Eric Möller era el jefe del departamento de seguridad de la dirección general de policía, lo que la gente llamaba vulgarmente la SÄPO, pero no se sabía exactamente si él mismo se había dado cuenta de que era jefe. Lo de la policía de seguridad era en sí una cosa bien curiosa. En total daba trabajo a unas ochocientas personas, que se suponía que pasaban el tiempo haciendo dos cosas: primero, perseguir y apresar espías extranjeros, y luego desbaratar el trabajo de organizaciones y grupos que eran peligrosos para la seguridad del reino. Con los años se fue enredando este asunto, porque todo el mundo sabía que en realidad la única misión de la SÄPO consistía en registrar, perseguir y, en general, hacer la vida imposible a todo aquel que tuviera ideas socialistas. Cuando por fin la cosa llegó al extremo de que la policía empezó a meterse con los socialistas que pertenecían al partido socialdemócrata, el gobierno pseudosocialdemócrata se vio en apuros para aguantarse la máscara.

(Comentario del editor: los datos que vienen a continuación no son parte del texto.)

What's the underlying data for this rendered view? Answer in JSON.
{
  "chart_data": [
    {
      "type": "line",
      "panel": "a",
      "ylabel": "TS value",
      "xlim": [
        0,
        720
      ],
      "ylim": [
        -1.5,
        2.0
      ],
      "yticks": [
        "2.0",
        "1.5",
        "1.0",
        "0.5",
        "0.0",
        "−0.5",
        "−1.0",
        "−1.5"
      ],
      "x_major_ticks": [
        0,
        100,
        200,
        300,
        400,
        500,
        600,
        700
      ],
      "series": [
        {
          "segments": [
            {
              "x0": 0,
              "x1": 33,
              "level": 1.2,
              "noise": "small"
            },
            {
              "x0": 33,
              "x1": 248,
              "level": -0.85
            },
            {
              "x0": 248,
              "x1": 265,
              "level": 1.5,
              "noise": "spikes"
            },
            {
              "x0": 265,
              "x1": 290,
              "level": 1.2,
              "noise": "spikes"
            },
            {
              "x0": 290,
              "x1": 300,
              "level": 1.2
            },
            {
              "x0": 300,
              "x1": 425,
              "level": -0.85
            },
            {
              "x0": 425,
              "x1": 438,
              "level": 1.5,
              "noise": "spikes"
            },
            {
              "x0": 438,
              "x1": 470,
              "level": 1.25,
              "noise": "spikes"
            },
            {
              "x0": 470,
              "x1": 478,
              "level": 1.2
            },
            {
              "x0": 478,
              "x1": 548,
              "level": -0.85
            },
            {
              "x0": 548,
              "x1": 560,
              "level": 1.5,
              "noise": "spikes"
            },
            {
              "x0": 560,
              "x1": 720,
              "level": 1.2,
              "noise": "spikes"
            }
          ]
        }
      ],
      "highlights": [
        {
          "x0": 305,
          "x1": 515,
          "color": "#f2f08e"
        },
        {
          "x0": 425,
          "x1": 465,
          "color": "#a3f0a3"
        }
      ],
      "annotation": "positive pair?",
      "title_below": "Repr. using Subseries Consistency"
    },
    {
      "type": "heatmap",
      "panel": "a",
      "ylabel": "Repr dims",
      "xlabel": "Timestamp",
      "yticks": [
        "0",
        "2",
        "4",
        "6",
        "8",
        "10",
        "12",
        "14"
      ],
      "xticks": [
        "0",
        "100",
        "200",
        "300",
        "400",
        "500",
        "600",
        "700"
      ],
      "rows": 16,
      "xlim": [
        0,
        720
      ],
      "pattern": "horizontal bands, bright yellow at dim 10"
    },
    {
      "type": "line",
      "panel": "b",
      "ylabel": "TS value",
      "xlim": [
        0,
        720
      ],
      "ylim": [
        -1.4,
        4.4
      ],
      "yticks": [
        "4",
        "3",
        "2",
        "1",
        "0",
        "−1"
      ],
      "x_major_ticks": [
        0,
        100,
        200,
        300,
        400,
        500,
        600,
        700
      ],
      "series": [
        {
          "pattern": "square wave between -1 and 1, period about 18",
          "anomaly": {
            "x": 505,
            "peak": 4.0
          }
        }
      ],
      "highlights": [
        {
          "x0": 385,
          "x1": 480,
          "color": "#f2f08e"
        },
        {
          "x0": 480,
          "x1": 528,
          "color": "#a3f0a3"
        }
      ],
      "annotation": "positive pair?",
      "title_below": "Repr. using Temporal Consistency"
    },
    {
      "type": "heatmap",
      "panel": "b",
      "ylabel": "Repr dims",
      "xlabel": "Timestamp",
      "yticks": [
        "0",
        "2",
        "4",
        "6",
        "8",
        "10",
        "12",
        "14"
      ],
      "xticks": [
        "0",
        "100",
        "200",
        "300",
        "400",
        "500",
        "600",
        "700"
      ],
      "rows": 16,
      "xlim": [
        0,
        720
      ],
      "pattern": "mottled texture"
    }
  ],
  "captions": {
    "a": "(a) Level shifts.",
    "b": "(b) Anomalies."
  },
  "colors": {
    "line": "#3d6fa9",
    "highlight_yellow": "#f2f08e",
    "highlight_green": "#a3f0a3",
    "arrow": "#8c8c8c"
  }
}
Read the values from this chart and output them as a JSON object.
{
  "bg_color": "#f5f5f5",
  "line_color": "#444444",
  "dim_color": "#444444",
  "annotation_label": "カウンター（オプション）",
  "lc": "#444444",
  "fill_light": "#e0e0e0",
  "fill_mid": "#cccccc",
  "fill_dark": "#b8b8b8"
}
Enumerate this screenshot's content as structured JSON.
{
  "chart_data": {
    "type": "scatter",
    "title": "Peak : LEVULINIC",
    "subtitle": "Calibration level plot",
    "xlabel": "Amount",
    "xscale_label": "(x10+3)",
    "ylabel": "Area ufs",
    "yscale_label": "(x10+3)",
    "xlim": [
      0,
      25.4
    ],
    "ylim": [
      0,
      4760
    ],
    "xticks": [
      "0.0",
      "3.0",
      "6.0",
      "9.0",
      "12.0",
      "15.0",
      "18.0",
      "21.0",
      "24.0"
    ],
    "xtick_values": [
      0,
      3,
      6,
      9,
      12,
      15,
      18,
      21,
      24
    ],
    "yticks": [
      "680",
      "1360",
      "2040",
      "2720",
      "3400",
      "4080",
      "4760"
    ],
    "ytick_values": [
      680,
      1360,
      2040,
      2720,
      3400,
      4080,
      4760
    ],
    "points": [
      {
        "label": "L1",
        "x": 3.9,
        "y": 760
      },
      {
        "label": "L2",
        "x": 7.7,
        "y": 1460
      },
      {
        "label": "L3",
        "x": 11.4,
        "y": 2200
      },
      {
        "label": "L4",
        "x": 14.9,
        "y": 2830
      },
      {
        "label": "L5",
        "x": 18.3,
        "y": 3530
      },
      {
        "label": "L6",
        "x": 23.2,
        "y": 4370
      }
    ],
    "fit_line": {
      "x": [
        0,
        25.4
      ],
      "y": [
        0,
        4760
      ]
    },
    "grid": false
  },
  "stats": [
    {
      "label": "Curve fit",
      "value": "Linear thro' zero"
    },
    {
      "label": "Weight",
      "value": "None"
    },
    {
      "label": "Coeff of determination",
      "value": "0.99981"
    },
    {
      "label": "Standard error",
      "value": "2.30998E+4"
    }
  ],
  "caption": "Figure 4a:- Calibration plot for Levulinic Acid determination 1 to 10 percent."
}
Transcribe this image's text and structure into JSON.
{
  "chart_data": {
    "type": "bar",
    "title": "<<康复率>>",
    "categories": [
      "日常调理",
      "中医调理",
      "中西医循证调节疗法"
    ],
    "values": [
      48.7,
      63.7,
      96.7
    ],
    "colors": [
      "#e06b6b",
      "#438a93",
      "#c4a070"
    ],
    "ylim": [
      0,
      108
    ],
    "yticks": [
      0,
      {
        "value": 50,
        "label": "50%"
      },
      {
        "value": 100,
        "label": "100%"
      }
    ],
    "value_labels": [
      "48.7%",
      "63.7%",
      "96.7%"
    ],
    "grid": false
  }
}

Lo único que pudo hacer fue repetir, día tras día, que Suecia no tenía espías en el extranjero y que los registros por razones ideológicas no existían y que habían desaparecido —de hecho, se prohibieron por la ley en 1968—, pero pronto se vio que todas estas explicaciones eran falsas. Suecia tenía espías en el exterior, unos por cuenta del gobierno y otros por cuenta de terceros intereses, y la ley que prohibía los registros por razones ideológicas quedaba invalidada merced a sutiles disposiciones excepcionales. Estas actividades no las efectuaba directamente la policía de seguridad o el servicio secreto, sino que se producían a través de misteriosos despachos y algunas instituciones de tapadera, que dirigían la policía, el ejército y el gobierno en armoniosa unión. Cuando algunos de estos hechos atravesaban las nubes de humo que los ocultaban y se publicaban, el régimen reaccionaba de la manera desgraciadamente más esperable: valiéndose de la corrupción judicial se encerraba a los periodistas que habían destapado el maloliente pastel, mientras los miembros del gobierno continuaban mintiéndole a la gente con la mayor desfachatez. Luego, en los círculos más estrechos del poder, también unos mentían a los otros con igual descaro, de manera que había gente a la que le costaba creer que el jefe nacional de seguridad no supiera, exacta y detalladamente, de qué era jefe.
Treinta y tres minutos después de la hora prevista aterrizó Eric Möller en el despacho de la reunión. Si de verdad había estado jugando a la ruleta rusa, la cosa debía de haberle resultado bastante mal, porque el jefe de seguridad tenía la cara llena de sudor y respiraba con dificultad y resoplando. Tenía más o menos la misma edad que el resto de los presentes, aunque pesaba bastante más. Por otra parte, alrededor de su cabezota calva tenía una coronilla de pelo rojizo, y unas enormes orejas que llamaban poderosamente la atención.
A pesar de ser espía o contraespía, o lo que fuese, Eric Möller lo tenía difícil para disfrazarse.
Ninguno de los demás le conocía muy a fondo. Era un hombre bastante reservado, lo cual quizá fuese una deformación profesional, porque una cosa era segura: tenía que resultar una rareza y una continua pirueta lo de andar todo el día intentando averiguar si la gente era comunista en un país que por un lado disfrutaba de libertad de expresión y asociación, y en el que por otro lado era totalmente legal ser socialista, y además existía un partido comunista legalizado e instalado, aparte de otras tendencias que aseguraban estar más a la izquierda. Como remate, el partido capitalista del gobierno, cuando estaba en vena y se exaltaba, juraba una y otra vez en público ser socialista.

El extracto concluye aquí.